Füllstandsmonitoring
Einsatzbereich
#Entsorgungswirtschaft #IndustrieLogistik #KommunaleInfrastruktur
Unklare Füllstände verursachen unnötige Kosten und Aufwand
Digitale Sensorik für transparente Füllstandsdaten in Echtzeit
IoT‑Sensoren ermöglichen eine automatisierte und kontinuierliche Erfassung von Füllständen in unterschiedlichsten Behältertypen. Die Messwerte werden in Echtzeit an eine zentrale Plattform übermittelt, auf der Grenzwerte, Warnmeldungen und automatisierte Workflows individuell definiert werden können. Dadurch lassen sich Entsorgungstouren optimieren, Materialflüsse steuern oder Nachfüllprozesse effizienter gestalten.
Dank energiesparender Funktechnologien wie NB‑IoT oder LoRaWAN funktionieren diese Sensoren auch in abgelegenen oder baulich schwierigen Umgebungen. Die Geräte sind schnell montiert, wartungsarm und flexibel an verschiedene Containerarten anpassbar – von Abfallcontainern über Altglas-, Wertstoff- oder Textilbehälter bis hin zu Tanks, Silos oder mobilen Containern.

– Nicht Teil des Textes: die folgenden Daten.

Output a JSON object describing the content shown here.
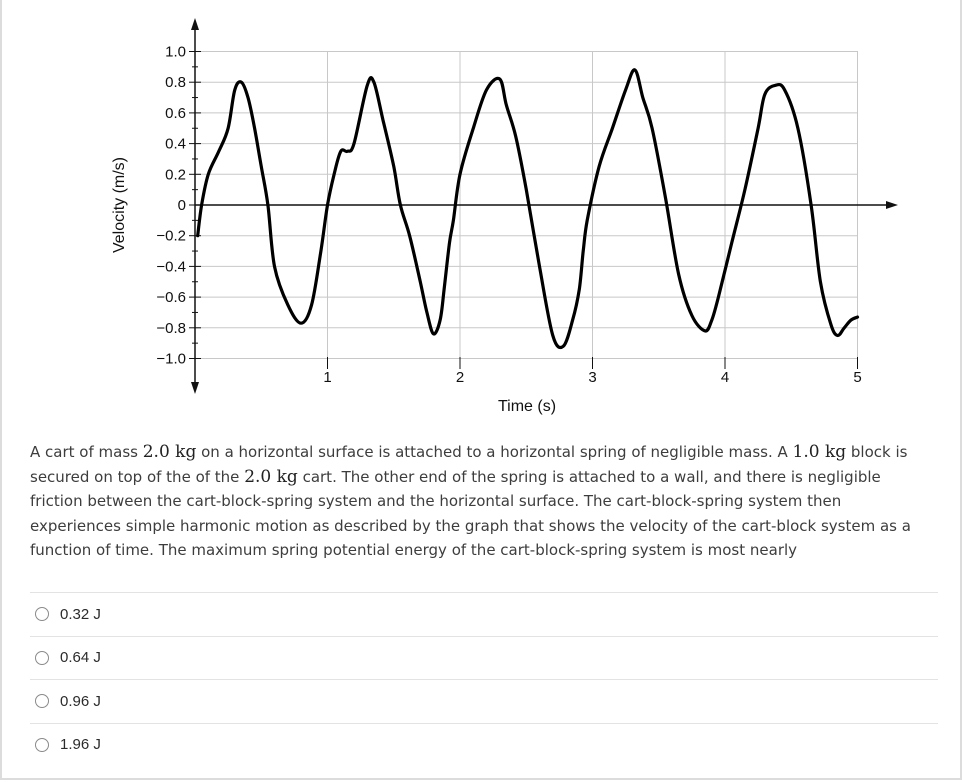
{
  "chart_data": {
    "type": "line",
    "ylabel": "Velocity (m/s)",
    "xlabel": "Time (s)",
    "xlim": [
      -0.05,
      5.1
    ],
    "ylim": [
      -1.0,
      1.0
    ],
    "x_ticks": [
      1,
      2,
      3,
      4,
      5
    ],
    "x_tick_labels": [
      "1",
      "2",
      "3",
      "4",
      "5"
    ],
    "y_ticks": [
      1.0,
      0.8,
      0.6,
      0.4,
      0.2,
      0,
      -0.2,
      -0.4,
      -0.6,
      -0.8,
      -1.0
    ],
    "y_tick_labels": [
      "1.0",
      "0.8",
      "0.6",
      "0.4",
      "0.2",
      "0",
      "−0.2",
      "−0.4",
      "−0.6",
      "−0.8",
      "−1.0"
    ],
    "grid": true,
    "series": [
      {
        "x": [
          0.02,
          0.05,
          0.1,
          0.18,
          0.25,
          0.3,
          0.35,
          0.4,
          0.45,
          0.5,
          0.55,
          0.6,
          0.7,
          0.8,
          0.88,
          0.95,
          1.0,
          1.05,
          1.1,
          1.15,
          1.2,
          1.3,
          1.35,
          1.42,
          1.5,
          1.55,
          1.62,
          1.7,
          1.75,
          1.8,
          1.85,
          1.88,
          1.92,
          1.95,
          2.0,
          2.1,
          2.2,
          2.3,
          2.35,
          2.42,
          2.5,
          2.6,
          2.7,
          2.78,
          2.85,
          2.9,
          2.93,
          2.96,
          3.05,
          3.15,
          3.25,
          3.32,
          3.38,
          3.45,
          3.55,
          3.65,
          3.75,
          3.85,
          3.9,
          3.95,
          4.05,
          4.15,
          4.25,
          4.3,
          4.38,
          4.45,
          4.55,
          4.65,
          4.72,
          4.8,
          4.85,
          4.9,
          4.95,
          5.0
        ],
        "y": [
          -0.2,
          0.0,
          0.2,
          0.35,
          0.5,
          0.75,
          0.8,
          0.7,
          0.5,
          0.25,
          0.0,
          -0.4,
          -0.65,
          -0.77,
          -0.65,
          -0.3,
          0.0,
          0.2,
          0.35,
          0.35,
          0.4,
          0.78,
          0.8,
          0.55,
          0.25,
          0.0,
          -0.2,
          -0.5,
          -0.7,
          -0.84,
          -0.75,
          -0.55,
          -0.25,
          -0.1,
          0.2,
          0.5,
          0.75,
          0.82,
          0.65,
          0.45,
          0.1,
          -0.4,
          -0.85,
          -0.92,
          -0.75,
          -0.55,
          -0.3,
          -0.1,
          0.25,
          0.5,
          0.75,
          0.88,
          0.7,
          0.5,
          0.05,
          -0.45,
          -0.72,
          -0.82,
          -0.75,
          -0.6,
          -0.25,
          0.1,
          0.5,
          0.72,
          0.78,
          0.75,
          0.5,
          0.0,
          -0.5,
          -0.78,
          -0.85,
          -0.8,
          -0.75,
          -0.73
        ]
      }
    ]
  },
  "question": {
    "seg1": "A cart of mass ",
    "m1": "2.0 kg",
    "seg2": " on a horizontal surface is attached to a horizontal spring of negligible mass. A ",
    "m2": "1.0 kg",
    "seg3": " block is secured on top of the of the ",
    "m3": "2.0 kg",
    "seg4": " cart. The other end of the spring is attached to a wall, and there is negligible friction between the cart-block-spring system and the horizontal surface. The cart-block-spring system then experiences simple harmonic motion as described by the graph that shows the velocity of the cart-block system as a function of time. The maximum spring potential energy of the cart-block-spring system is most nearly"
  },
  "options": [
    "0.32 J",
    "0.64 J",
    "0.96 J",
    "1.96 J"
  ]
}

Mehr Effizienz, bessere Planbarkeit, geringere Betriebskosten
Durch die automatisierte Überwachung der Füllstände entsteht ein präzises Bild über den tatsächlichen Bedarf aller Behälter – standortübergreifend und jederzeit abrufbar. Unternehmen reduzieren Leerfahrten, senken ihre Logistikkosten und steigern die Planungssicherheit. Engpässe werden frühzeitig erkannt und operative Abläufe können vorausschauend gesteuert werden.
Die gewonnene Transparenz sorgt für eine höhere Servicequalität, stabilere Lieferketten und ein insgesamt effizienteres Ressourcenmanagement. Ob Entsorger, Industrieunternehmen, Kommunen oder Dienstleister: Digitales Füllstandsmonitoring schafft die Grundlage für moderne, datenbasierte Prozessoptimierung.